Just one cup of chopped bell pepper contains three times the recommended daily intake for vitamin C.
Garlic contains allicin, an antioxidant, that can help fortify your immune system, according to research published in Food Science and Biotechnology. You don’t have to eat a ton or have it raw, either, for the antioxidant to be effective.
May we suggest adding roasted garlic to your egg scramble or within a frittata?
Whether you like em ‘shelled or prefer to break them open yourself, sunflower seeds are an easy way to strengthen your immune system, thanks to their versatility (Salad topper! Trail mix! Oatmeal mix-in!) Like most seeds, they are high in unsaturated fats, which can fight inflammation, and vitamin E—a heavy-hitter when it comes to repairing damaged cells.
According to the National Institutes of Health, scientists are studying whether vitamin E, one of the more powerful antioxidants, can ward off chronic diseases that result from free radical damage to cells.

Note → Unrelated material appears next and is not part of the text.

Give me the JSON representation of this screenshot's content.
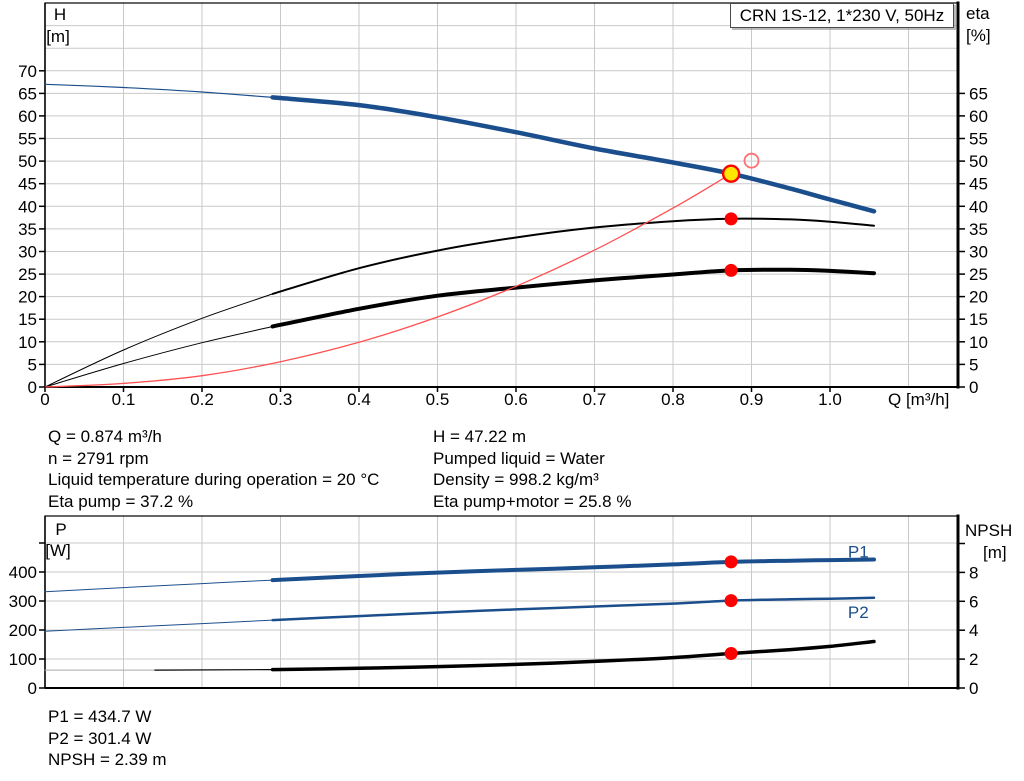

Think of kefir as yogurt’s tangier cousin, packed with those famous probiotics you’ve most likely heard about. Probiotics are types of good bacteria and fungi that live in the GI tract, which plays a huge role in immune health. That’s because much of the immune system lives in the GI tract, according to Johns Hopkins Medicine.
Consuming foods that are rich in probiotics, including kefir, helps support a healthy GI tract, which, in turn, promotes a robust immune system.
If kefir is too tangy for you, other fermented foods that are packed with probiotics include certain yogurts (look for “live and active cultures” on the label), kombucha, sauerkraut, kimchi and naturally fermented pickles.